Никогда она еще не слышала такого властного голоса. По сравнению с ним даже директор факультета, напоминающий характером молодого бульдога, кажется ничтожным. А от этого голоса словно способны расступаться реки и становиться песком горы. Рядом шуршит. Верунчик вдруг понимает, что все еще жмурится, и распахивает глаза. Первое, что замечает: свечи еще горят. Все до одной. Но она же слышала ветер. Моргает. Ее щеки оказываются мокрыми от слез, зато рука совершенно не болит, и вокруг только пара красных пятен вместо положенной лужи. Успокоившись, Верунчик поднимает глаза. Он оказывается совершенно не похожим на то, как люди представляют демонов: ни копыт, ни хвоста, ни зловонного дыхания. И не человек с рогами или горящими глазами, как по телеку в сериале. Его даже сложно назвать материальным: просто сгусток тьмы и жара, неясный силуэт которого наводит на мысль то ли о животном на четырех лапах, то ли о костре. Нависает, будто гора, даже дышать трудно. Но, несмотря на это, Верунчик его почему-то совершенно не боится.

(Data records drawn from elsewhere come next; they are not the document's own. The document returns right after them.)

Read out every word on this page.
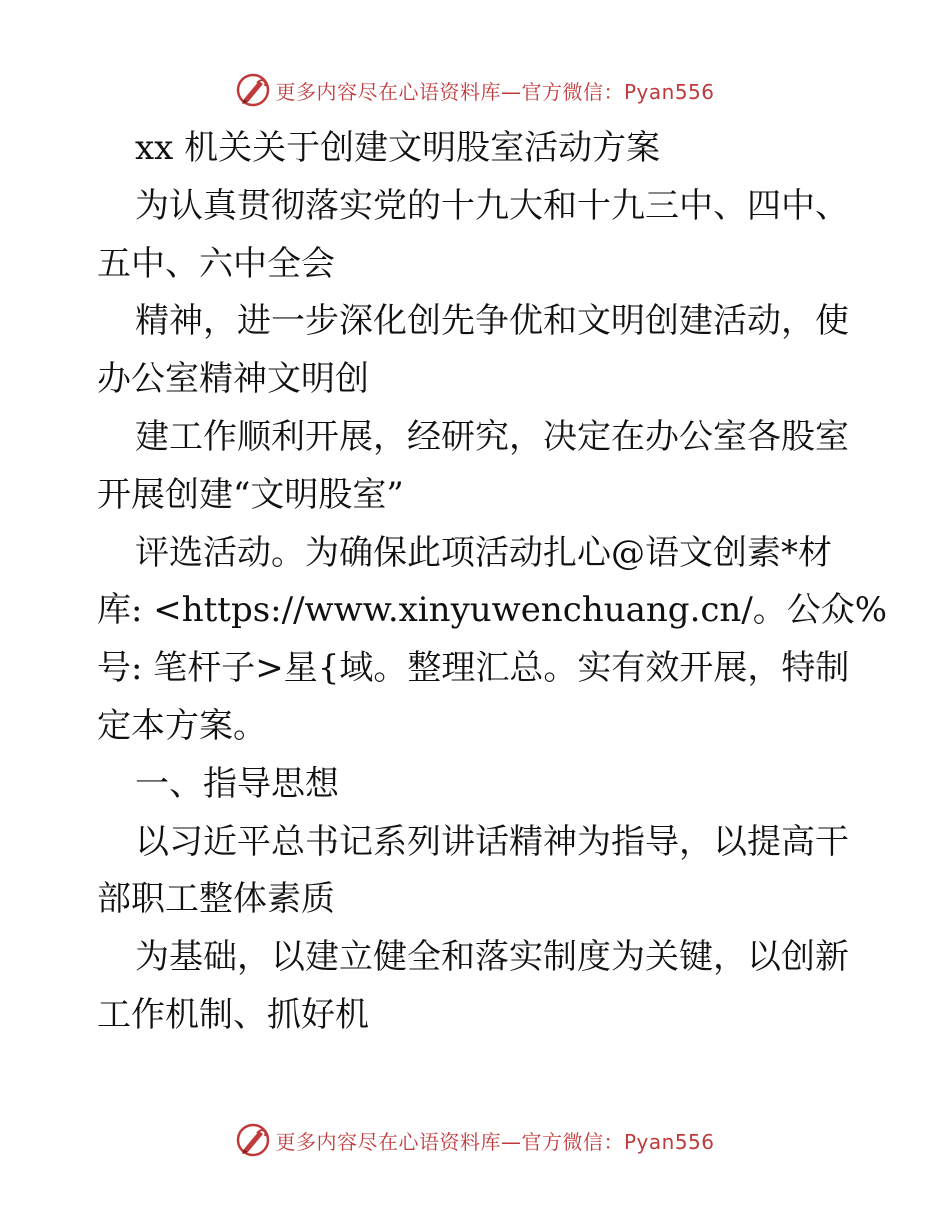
更多内容尽在心语资料库—官方微信：Pyan556
xx 机关关于创建文明股室活动方案
为认真贯彻落实党的十九大和十九三中、四中、
五中、六中全会
精神，进一步深化创先争优和文明创建活动，使
办公室精神文明创
建工作顺利开展，经研究，决定在办公室各股室
开展创建“文明股室”
评选活动。为确保此项活动扎心@语文创素*材
库: <https://www.xinyuwenchuang.cn/。公众%
号: 笔杆子>星{域。整理汇总。实有效开展，特制
定本方案。
一、指导思想
以习近平总书记系列讲话精神为指导，以提高干
部职工整体素质
为基础，以建立健全和落实制度为关键，以创新
工作机制、抓好机
更多内容尽在心语资料库—官方微信：Pyan556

Демон чуть смещается в сторону, и она наконец замечает скучковавшихся сектантов. Они о чем-то тихо спорят, выпихивая друг друга вперед – и охотнее всех пихается Мастер, но почему-то все равно проигрывает. Обругав каждого по очереди, он все-таки делает шаг, выставив одну ногу вперед, будто герой перед эпичной битвой, но продолжая прижимать рукой к груди телефон.
– Прими эту жертву, о Повелитель! – наверное, он пытается сказать это грозно и уверенно, но выходит похоже на писк. А еще видно, как дрожат пальцы, сомкнувшиеся вокруг телефона. – Эта чистая душа…

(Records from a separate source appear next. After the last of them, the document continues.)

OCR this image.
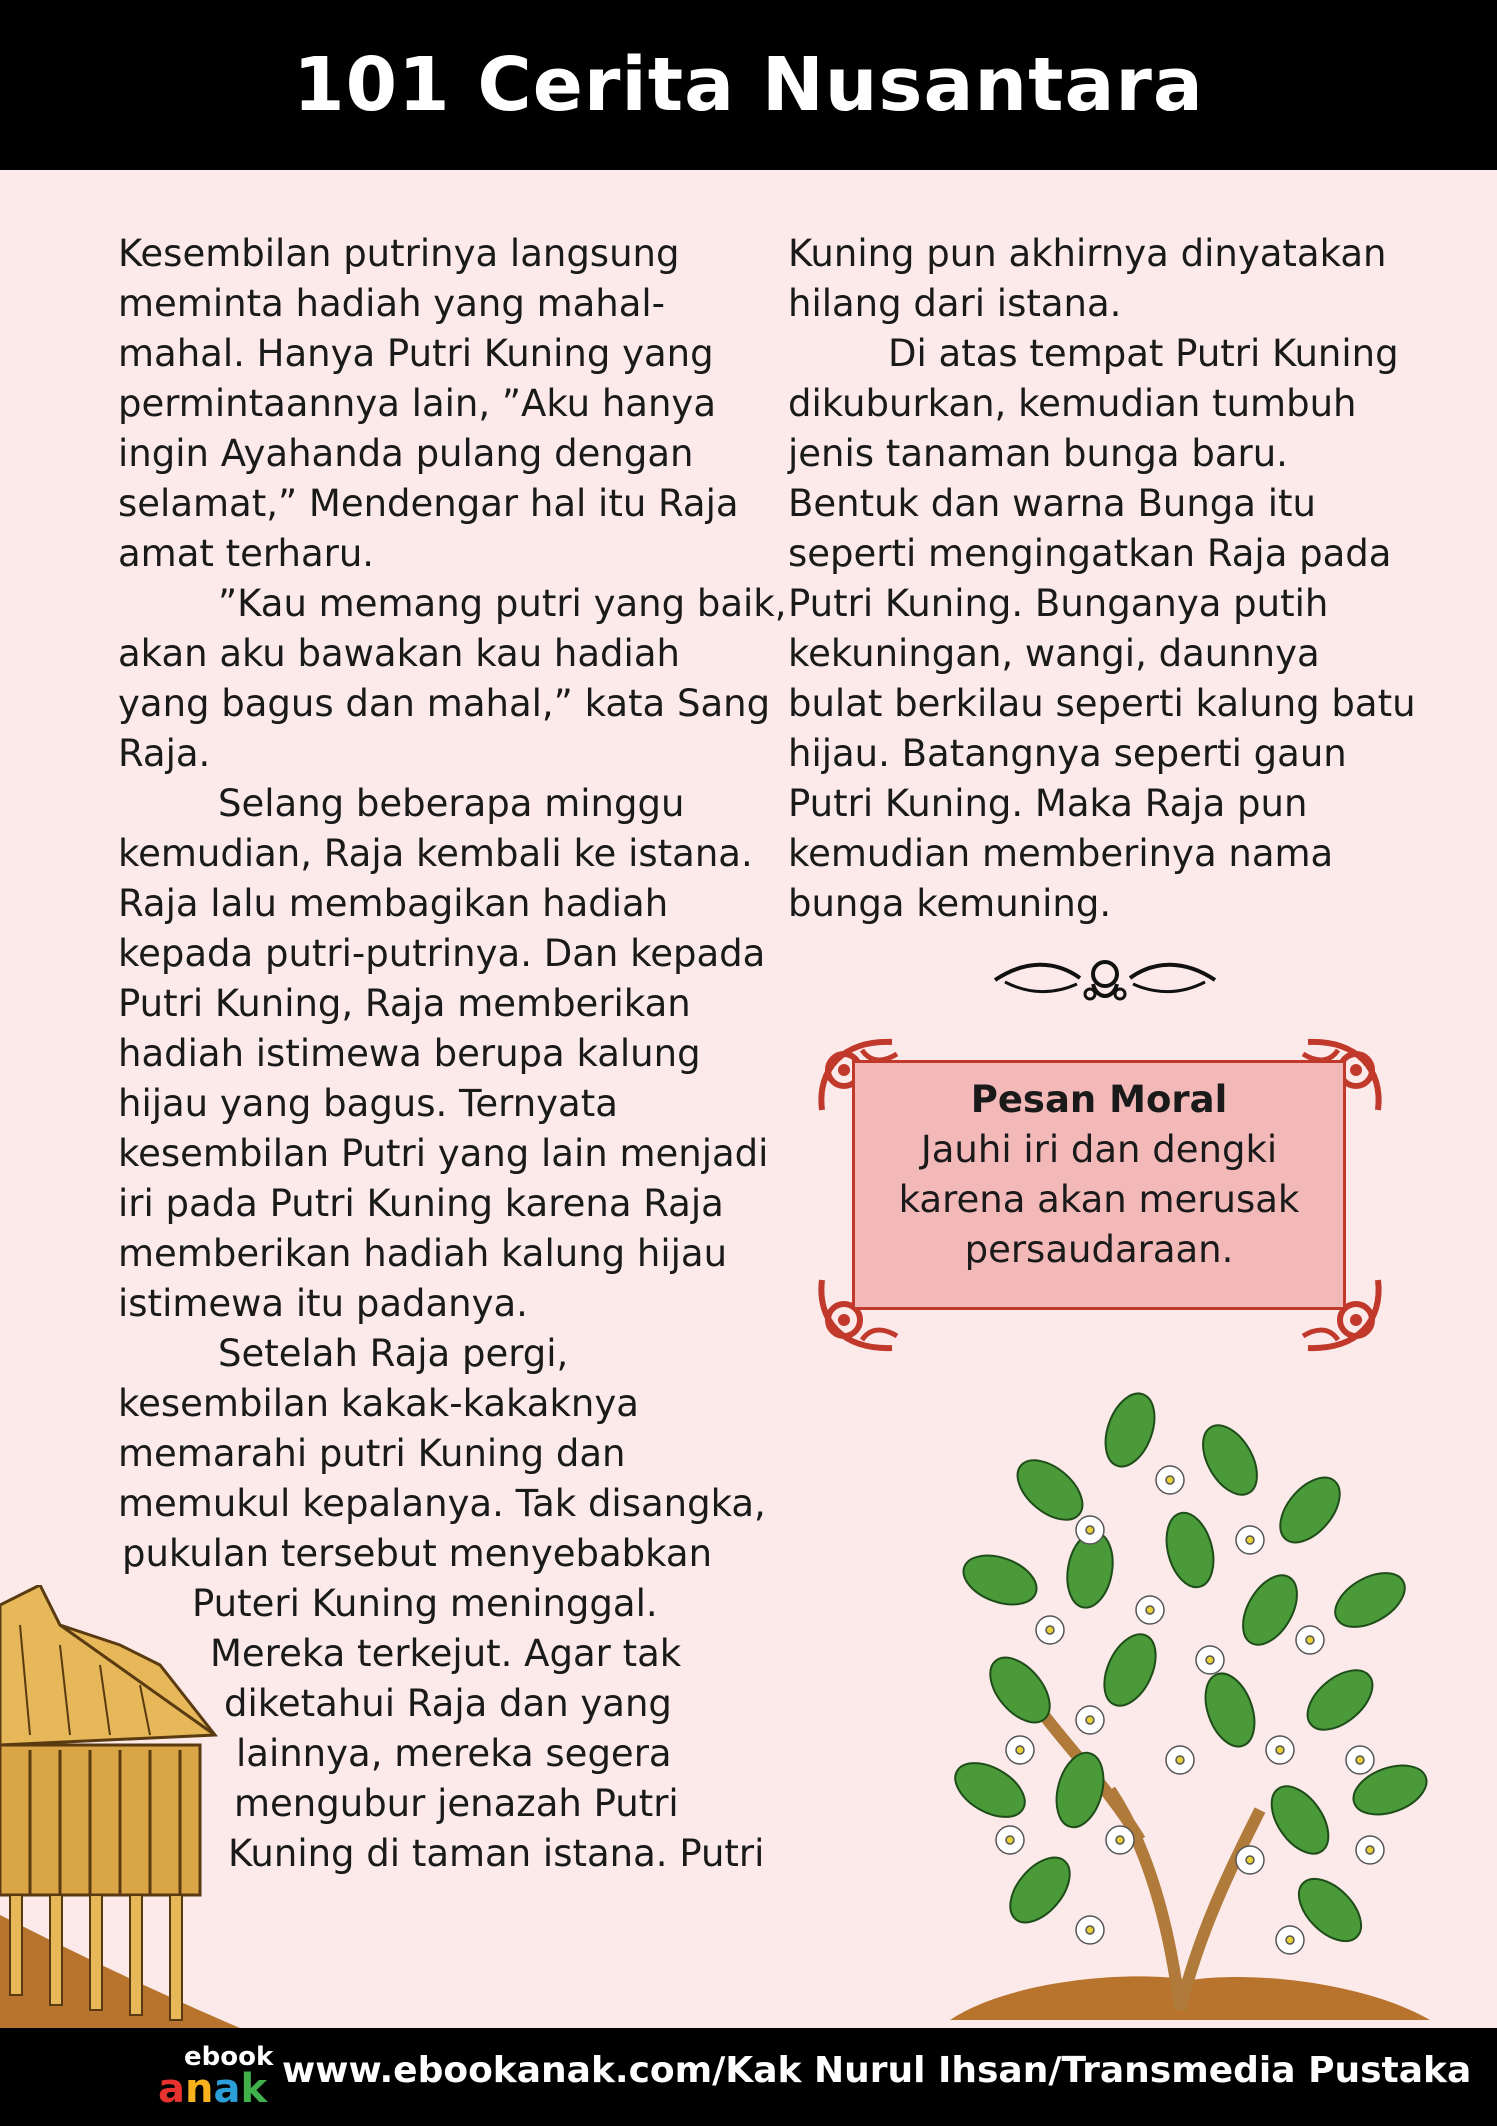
101 Cerita Nusantara
Kesembilan putrinya langsung
meminta hadiah yang mahal-
mahal. Hanya Putri Kuning yang
permintaannya lain, ”Aku hanya
ingin Ayahanda pulang dengan
selamat,” Mendengar hal itu Raja
amat terharu.
”Kau memang putri yang baik,
akan aku bawakan kau hadiah
yang bagus dan mahal,” kata Sang
Raja.
Selang beberapa minggu
kemudian, Raja kembali ke istana.
Raja lalu membagikan hadiah
kepada putri-putrinya. Dan kepada
Putri Kuning, Raja memberikan
hadiah istimewa berupa kalung
hijau yang bagus. Ternyata
kesembilan Putri yang lain menjadi
iri pada Putri Kuning karena Raja
memberikan hadiah kalung hijau
istimewa itu padanya.
Setelah Raja pergi,
kesembilan kakak-kakaknya
memarahi putri Kuning dan
memukul kepalanya. Tak disangka,
pukulan tersebut menyebabkan
Puteri Kuning meninggal.
Mereka terkejut. Agar tak
diketahui Raja dan yang
lainnya, mereka segera
mengubur jenazah Putri
Kuning di taman istana. Putri
Kuning pun akhirnya dinyatakan
hilang dari istana.
Di atas tempat Putri Kuning
dikuburkan, kemudian tumbuh
jenis tanaman bunga baru.
Bentuk dan warna Bunga itu
seperti mengingatkan Raja pada
Putri Kuning. Bunganya putih
kekuningan, wangi, daunnya
bulat berkilau seperti kalung batu
hijau. Batangnya seperti gaun
Putri Kuning. Maka Raja pun
kemudian memberinya nama
bunga kemuning.
Pesan Moral
Jauhi iri dan dengki
karena akan merusak
persaudaraan.
ebook
anak www.ebookanak.com/Kak Nurul Ihsan/Transmedia Pustaka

Мастер запинается. Демон обходит распростертую Верунчика кругом. Он выглядит совершенно мягким, но она явственно слышит, как стучат по полу острые когти. И, почувствовав, как ее разглядывают такие же невидимые внимательные глаза, замирает. Демон отворачивается, тихо фыркнув. Верунчик невольно чувствует вину за то, что недостаточно хороша и чиста для жертвы. И тут же одергивает себя – вот еще, обойдется. Демон поворачивается спиной. В пробирающем до мурашек голосе сквозит насмешка.
– Глупость какая. Вы бы еще мешок картошки кинули.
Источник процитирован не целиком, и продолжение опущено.